Apparently, between 5:00 and 5:20 p.m., 3 news choppers who had been employed by WABC, CBS New York and WNBC were hit by blinding lights coming from lasers, as they were hovering over the scene of an incident, in Park Slope, Brooklyn.
In addition, 3 airplanes which were heading to Dallas Love Field experienced the same issue, between 7:30 and 7:45 p.m.
The incident in New York was quickly addressed by authorities, and the helicopters managed to achieve a safe landing. Fortunately, NYPD Air Support Units had also been present, and they identified the source of the laser beams, thanks to a reporter who zoomed his camera on the neighborhood.
The disruptive lights had come from behind a building in Prospect Heights, where 2 people were eventually arrested. A third individual who had been an accomplice to this crime was also apprehended in New Jersey.
Law enforcement is currently looking into the incident, and so far one of the culprits, 20-year old Ossieo Silva, has been accused of reckless endangerment in the second degree (as a class A misdemeanor) and in the first degree (as a class D felony).
It is expected that other charges will laid against the other 2 perpetrators who have been taken into custody.

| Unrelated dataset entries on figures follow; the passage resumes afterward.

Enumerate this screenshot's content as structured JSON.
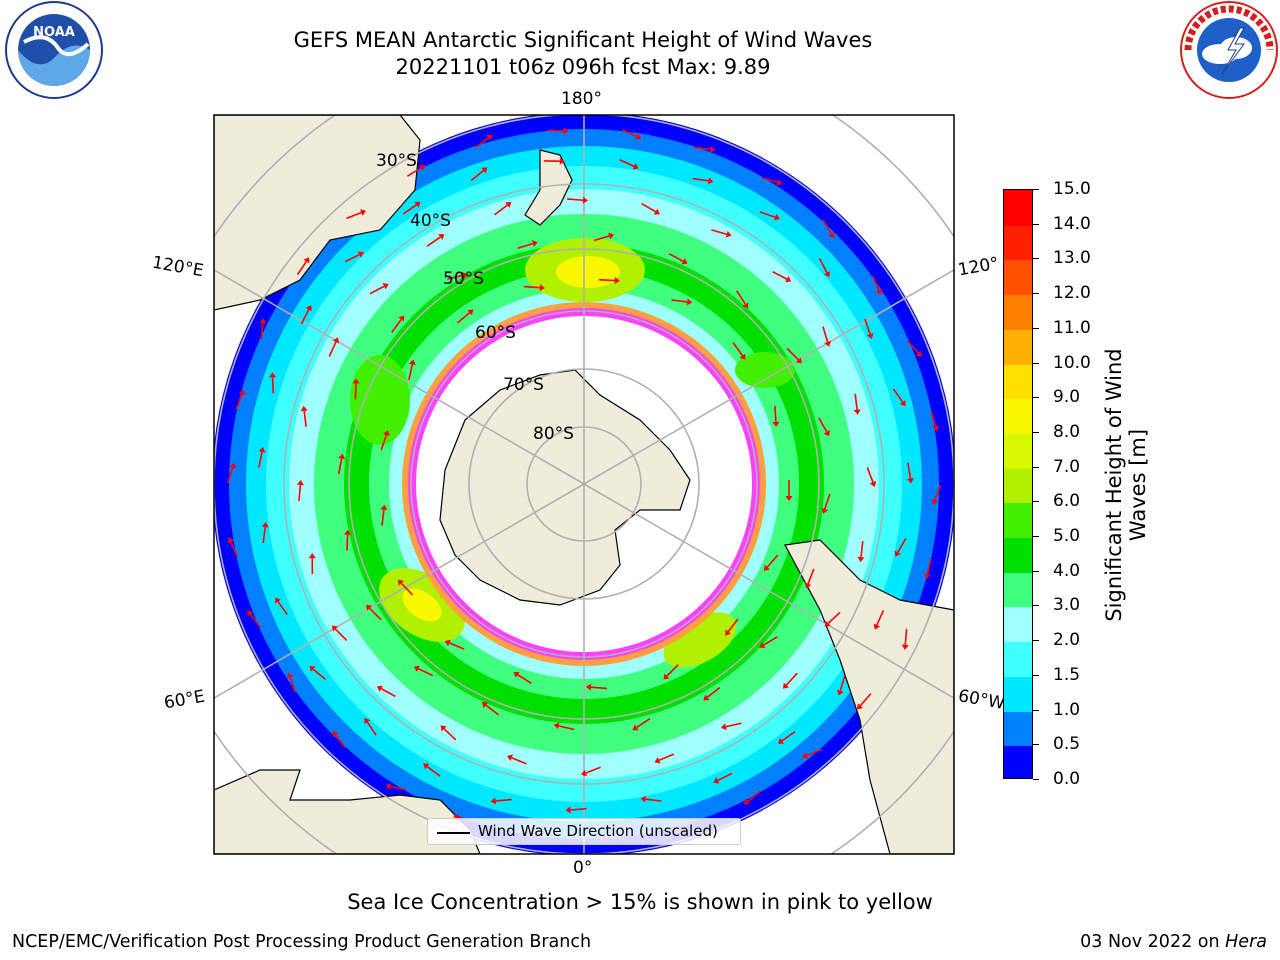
{
  "header": {
    "title": "GEFS MEAN Antarctic Significant Height of Wind Waves",
    "subtitle": "20221101 t06z 096h fcst   Max: 9.89"
  },
  "logos": {
    "left": "NOAA",
    "right": "NATIONAL WEATHER SERVICE"
  },
  "map": {
    "projection": "south-polar-stereographic",
    "lon_labels": [
      "180°",
      "120°E",
      "120°",
      "60°E",
      "60°W",
      "0°"
    ],
    "lat_labels": [
      "30°S",
      "40°S",
      "50°S",
      "60°S",
      "70°S",
      "80°S"
    ],
    "land_color": "#efecdc",
    "ice_colors": [
      "#ff40ff",
      "#ff80c0",
      "#ffa040",
      "#ffd040"
    ],
    "arrow_color": "#ff0000"
  },
  "legend": {
    "label": "Wind Wave Direction (unscaled)"
  },
  "colorbar": {
    "label": "Significant Height of Wind Waves [m]",
    "ticks": [
      "0.0",
      "0.5",
      "1.0",
      "1.5",
      "2.0",
      "3.0",
      "4.0",
      "5.0",
      "6.0",
      "7.0",
      "8.0",
      "9.0",
      "10.0",
      "11.0",
      "12.0",
      "13.0",
      "14.0",
      "15.0"
    ],
    "colors": [
      "#0000ff",
      "#0080ff",
      "#00e8ff",
      "#40ffff",
      "#a0ffff",
      "#40ff80",
      "#00e000",
      "#40f000",
      "#b0f000",
      "#d8f800",
      "#f8f800",
      "#ffe000",
      "#ffb000",
      "#ff8000",
      "#ff5000",
      "#ff2000",
      "#ff0000"
    ]
  },
  "footer": {
    "note": "Sea Ice Concentration > 15% is shown in pink to yellow",
    "credit": "NCEP/EMC/Verification Post Processing Product Generation Branch",
    "date": "03 Nov 2022 on ",
    "system": "Hera"
  }
}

Meanwhile, in Texas, an investigation using a police helicopter has also been launched, but so far no suspects have been arrested. In fact, little is known about the source of the laser attack, aside from the fact that it was located approximately 11 miles southeast of Dallas.

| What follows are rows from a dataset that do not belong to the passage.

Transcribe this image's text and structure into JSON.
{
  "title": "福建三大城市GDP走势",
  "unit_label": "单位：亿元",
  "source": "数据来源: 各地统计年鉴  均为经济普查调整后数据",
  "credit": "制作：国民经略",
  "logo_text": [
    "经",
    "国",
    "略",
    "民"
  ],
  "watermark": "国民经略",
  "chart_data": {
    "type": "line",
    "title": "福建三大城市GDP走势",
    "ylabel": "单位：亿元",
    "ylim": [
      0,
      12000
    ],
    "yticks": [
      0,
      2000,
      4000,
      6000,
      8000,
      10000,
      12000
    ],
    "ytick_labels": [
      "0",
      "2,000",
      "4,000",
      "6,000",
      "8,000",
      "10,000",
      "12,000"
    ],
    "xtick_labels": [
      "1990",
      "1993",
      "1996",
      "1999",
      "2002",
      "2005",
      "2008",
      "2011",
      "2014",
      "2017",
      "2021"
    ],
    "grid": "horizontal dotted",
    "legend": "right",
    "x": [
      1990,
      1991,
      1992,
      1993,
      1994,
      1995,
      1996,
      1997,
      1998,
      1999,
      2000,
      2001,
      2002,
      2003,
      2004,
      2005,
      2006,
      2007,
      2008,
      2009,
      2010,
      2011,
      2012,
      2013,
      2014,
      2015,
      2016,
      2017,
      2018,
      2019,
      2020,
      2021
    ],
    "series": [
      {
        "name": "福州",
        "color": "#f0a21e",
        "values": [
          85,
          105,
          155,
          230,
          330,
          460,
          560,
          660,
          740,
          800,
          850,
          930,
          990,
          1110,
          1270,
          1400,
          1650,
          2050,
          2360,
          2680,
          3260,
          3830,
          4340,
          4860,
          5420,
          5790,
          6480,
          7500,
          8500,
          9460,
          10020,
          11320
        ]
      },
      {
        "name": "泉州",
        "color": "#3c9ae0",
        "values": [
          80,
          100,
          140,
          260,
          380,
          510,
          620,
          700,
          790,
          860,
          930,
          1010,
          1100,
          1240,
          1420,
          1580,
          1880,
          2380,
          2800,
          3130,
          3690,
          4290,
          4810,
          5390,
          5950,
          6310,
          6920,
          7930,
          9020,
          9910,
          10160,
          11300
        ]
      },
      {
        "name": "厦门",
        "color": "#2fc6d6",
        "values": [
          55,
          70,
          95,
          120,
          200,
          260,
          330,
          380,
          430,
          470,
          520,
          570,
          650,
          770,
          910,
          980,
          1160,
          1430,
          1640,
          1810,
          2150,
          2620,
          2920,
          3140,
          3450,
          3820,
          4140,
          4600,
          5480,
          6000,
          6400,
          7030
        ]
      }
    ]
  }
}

The aircraft whose flight was disrupted were a private business jet, and two airplanes, one operated by Virgin America, and the other one by Southwest Airlines.
They had been floating through the sky at altitudes ranging between 3,000 and 4,000 feet, when laser beams hampered the pilots’ vision, but luckily there were no injuries and the planes landed without any complications.
This isn’t the first time that lasers have distracted flight crew in the United States. In fact, it appears that the number of such attacks has been growing significantly in the last decade, as the gadgets became more affordable and popular.
While 283 incidents were reported in 2005, there were 3,894 in 2014. Also, 5,148 such occurrences were identified this year, between January 1, and October 9, and if current trends continue this would mean a 176% rise since 2014.
According to a law signed by President Obama in 2012, directing laser beams at aircraft is a federal crime, punishable with up to 20 years in prison, and $250,000 fines.
This is because risks associated with such attacks are enormous, for the flight crew, and for passengers likewise. Planes can be destabilized, as light inundates the cockpit, and disorients pilots, leaving them temporarily blind.
Especially in critical moments like when the plane is preparing for landing, having to face such issues can even cause the aircraft to crash, as maneuvers can no longer be executed accurately.
Moreover, laser beams which directly hit pilots’ eyes can burn their cornea, thus resulting in severe injuries requiring hospitalization.